Subpoint: ISS Atlas
Maximilian Weber
Subpoint shows you where the International Space Station is right now, who is on board, and what the crew is doing today. Unlike other ISS trackers, it doesn't stop at the dot on the map. Subpoint connects live orbital data with the daily story of the station: which experiments are running, in which module they live, and which astronauts are working on them. It's a tracker, a Crew companion, and a research atlas - in one beautifully made app. CORE FEATURES • Live ISS tracker - see the International Space Station overhead in real time, with precise orbit computation from current TLE data. • Pass predictions - find out when the ISS is visible from your sky with the naked eye.

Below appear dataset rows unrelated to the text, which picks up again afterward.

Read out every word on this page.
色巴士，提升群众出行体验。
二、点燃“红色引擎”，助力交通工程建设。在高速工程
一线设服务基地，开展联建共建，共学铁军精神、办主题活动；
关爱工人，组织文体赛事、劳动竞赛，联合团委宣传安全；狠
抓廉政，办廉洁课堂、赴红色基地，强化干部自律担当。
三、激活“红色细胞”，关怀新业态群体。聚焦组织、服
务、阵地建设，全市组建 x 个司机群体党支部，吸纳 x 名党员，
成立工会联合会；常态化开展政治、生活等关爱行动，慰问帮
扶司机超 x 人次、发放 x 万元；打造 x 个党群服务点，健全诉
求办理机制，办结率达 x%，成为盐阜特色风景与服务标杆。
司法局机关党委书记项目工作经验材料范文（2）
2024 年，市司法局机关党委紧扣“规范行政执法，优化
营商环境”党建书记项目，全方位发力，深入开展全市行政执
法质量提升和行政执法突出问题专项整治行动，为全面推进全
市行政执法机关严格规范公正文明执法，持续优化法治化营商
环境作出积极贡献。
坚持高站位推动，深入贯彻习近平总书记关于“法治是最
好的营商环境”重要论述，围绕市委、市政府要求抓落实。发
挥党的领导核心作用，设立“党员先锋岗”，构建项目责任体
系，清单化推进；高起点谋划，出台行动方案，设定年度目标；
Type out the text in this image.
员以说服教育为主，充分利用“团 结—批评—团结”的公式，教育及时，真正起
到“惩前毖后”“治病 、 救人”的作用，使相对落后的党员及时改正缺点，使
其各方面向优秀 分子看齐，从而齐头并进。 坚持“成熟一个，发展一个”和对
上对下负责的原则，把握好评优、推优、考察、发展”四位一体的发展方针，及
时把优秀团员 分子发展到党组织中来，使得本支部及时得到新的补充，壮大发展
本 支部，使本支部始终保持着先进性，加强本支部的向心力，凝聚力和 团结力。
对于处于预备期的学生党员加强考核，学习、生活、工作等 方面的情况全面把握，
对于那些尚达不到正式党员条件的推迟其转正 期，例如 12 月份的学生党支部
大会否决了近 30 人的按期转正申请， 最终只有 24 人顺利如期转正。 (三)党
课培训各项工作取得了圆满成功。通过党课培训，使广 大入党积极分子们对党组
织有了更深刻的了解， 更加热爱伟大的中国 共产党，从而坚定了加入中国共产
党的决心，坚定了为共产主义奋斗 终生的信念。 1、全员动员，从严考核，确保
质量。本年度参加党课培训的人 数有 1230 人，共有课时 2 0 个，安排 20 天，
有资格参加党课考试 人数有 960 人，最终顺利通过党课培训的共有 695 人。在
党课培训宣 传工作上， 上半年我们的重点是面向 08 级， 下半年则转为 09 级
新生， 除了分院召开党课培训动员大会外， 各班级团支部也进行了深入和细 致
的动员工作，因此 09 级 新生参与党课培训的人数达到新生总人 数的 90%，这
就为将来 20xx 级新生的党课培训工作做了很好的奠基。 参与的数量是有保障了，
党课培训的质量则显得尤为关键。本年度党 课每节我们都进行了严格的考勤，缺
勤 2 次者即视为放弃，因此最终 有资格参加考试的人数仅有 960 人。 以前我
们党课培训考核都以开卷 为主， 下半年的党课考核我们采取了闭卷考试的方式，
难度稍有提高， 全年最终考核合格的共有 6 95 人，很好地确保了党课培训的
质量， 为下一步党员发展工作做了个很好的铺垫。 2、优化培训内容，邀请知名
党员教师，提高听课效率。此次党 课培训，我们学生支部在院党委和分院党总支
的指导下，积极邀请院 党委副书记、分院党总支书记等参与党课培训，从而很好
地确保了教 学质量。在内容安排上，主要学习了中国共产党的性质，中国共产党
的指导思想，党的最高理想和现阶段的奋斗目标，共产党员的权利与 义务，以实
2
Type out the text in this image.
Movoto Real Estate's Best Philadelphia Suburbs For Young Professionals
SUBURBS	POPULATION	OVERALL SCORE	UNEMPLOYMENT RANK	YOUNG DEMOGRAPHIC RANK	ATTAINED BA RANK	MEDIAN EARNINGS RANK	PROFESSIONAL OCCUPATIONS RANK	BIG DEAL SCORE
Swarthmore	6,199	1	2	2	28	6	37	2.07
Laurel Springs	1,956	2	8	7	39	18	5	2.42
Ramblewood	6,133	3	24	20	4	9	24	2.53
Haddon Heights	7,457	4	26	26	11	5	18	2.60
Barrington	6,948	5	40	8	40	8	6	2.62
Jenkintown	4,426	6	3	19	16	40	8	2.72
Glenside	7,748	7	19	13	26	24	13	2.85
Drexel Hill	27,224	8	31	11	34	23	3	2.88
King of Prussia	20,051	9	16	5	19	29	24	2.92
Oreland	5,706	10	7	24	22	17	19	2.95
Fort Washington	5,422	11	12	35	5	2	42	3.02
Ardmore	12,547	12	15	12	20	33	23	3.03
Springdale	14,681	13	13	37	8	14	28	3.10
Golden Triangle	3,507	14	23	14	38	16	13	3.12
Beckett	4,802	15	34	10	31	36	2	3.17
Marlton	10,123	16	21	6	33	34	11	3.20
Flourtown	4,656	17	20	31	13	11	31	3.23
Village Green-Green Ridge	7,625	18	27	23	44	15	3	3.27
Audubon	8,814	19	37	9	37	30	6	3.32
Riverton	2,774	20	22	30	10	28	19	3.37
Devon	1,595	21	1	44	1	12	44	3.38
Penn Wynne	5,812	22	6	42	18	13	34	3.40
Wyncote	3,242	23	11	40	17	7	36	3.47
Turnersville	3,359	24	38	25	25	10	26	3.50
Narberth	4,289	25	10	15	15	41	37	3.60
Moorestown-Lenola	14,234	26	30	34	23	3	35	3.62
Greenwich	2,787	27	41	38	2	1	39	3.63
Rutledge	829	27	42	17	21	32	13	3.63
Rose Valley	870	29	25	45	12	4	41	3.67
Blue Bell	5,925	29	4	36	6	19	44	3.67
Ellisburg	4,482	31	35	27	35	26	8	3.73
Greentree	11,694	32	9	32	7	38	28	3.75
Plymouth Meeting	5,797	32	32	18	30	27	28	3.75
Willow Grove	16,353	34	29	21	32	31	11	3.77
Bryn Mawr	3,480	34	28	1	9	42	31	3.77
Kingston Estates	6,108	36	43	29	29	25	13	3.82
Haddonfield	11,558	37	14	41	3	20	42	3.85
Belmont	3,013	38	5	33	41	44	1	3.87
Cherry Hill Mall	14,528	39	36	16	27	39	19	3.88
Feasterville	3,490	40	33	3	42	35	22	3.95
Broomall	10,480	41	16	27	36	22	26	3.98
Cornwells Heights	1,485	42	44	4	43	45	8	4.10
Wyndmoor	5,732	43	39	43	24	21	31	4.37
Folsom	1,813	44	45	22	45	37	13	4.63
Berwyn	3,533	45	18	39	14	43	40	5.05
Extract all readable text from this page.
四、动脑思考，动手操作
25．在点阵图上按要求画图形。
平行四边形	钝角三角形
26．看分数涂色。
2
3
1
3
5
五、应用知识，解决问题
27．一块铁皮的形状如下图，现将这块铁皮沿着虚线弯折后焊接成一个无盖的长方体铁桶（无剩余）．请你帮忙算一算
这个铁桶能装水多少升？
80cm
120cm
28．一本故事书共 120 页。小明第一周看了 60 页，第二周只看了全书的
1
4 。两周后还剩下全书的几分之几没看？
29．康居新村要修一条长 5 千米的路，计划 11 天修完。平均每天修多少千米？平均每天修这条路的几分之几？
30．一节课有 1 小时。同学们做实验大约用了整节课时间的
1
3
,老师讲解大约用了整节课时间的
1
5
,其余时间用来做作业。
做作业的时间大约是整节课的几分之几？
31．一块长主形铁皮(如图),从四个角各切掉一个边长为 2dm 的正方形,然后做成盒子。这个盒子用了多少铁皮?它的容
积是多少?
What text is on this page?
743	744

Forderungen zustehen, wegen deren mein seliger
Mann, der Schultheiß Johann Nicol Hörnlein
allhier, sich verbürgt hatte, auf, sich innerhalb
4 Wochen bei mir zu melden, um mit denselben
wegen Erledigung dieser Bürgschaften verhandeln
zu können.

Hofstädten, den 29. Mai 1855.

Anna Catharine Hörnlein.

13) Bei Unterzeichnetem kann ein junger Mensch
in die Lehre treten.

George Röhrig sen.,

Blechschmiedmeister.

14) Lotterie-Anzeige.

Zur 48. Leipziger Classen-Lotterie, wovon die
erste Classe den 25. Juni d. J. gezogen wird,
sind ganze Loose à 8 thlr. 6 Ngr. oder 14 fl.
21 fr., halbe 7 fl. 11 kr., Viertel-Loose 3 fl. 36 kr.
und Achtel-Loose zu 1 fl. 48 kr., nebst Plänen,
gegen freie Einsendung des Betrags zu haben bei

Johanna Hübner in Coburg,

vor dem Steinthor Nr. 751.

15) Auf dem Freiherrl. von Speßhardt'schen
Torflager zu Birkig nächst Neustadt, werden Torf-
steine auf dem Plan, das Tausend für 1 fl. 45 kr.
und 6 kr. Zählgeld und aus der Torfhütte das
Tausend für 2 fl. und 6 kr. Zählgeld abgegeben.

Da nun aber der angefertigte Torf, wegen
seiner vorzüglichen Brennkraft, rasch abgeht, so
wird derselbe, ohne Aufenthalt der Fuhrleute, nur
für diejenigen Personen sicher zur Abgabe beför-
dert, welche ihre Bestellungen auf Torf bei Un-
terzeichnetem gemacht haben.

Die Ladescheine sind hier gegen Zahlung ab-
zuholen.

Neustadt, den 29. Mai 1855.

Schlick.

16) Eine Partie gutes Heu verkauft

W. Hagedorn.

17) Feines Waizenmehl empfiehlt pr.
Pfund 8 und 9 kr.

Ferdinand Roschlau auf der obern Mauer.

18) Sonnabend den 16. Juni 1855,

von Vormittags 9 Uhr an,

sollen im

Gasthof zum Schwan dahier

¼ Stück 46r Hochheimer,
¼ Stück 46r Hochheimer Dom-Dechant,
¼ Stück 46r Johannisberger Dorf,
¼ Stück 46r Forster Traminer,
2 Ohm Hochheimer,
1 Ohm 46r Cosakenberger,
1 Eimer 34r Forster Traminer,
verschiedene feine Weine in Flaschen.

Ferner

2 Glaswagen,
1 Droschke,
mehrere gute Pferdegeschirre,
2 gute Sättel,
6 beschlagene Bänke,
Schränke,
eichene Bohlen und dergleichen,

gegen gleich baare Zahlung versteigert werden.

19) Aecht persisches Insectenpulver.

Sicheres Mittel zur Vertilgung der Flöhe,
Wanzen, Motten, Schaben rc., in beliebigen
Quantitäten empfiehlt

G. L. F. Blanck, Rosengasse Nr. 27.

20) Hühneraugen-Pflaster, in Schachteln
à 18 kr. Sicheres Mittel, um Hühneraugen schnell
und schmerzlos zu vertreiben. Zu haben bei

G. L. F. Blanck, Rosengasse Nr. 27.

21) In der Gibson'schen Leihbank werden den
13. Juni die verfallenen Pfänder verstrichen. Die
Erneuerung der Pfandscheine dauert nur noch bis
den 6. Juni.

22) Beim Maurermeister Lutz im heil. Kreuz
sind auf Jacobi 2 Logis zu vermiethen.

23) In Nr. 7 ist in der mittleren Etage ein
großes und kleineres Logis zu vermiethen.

Your location never leaves your device. • Crew on board - full profile for every astronaut on the station: mission, agency, biography, time in space, spacewalks. • Daily activity - what the crew did today, structured from NASA's official Space Station Blog and linked to research experiments an the modules they live in. • Experiment depth - every research experiment explained in plain English: what it studies, who runs it, in which module. Source from NASA's own catalogs. • 3D module viewer - explore the ISS from the inside, with real racks and hardware. Tap a module and see what is happening there right now: Kibo, Columbus, Destiny, Harmony, Tranquility and more. • Expeditions - every crew rotation since the station's first expedition: patches, members, mission highlights, attached spacecraft. Over 70 expeditions accessible. • Beautiful design - Subpoint is built for ISS enthusiasts who want a tracker that respects their attention. No ads, no tracking, no clutter. DATA SOURCES NASA, ESA, JAXA, Roscosmos. Orbital data from Celestrak and Space-Track. Images from Wikimedia Commons. PRIVACY Your location never leaves your device. We don't track users. No ads. No analytics. No third-party SDKs collecting anything. Subpoint is a companion app for people who want more than a position on a map - for people who want to know what the International Space Station is doing, right now, today, every day.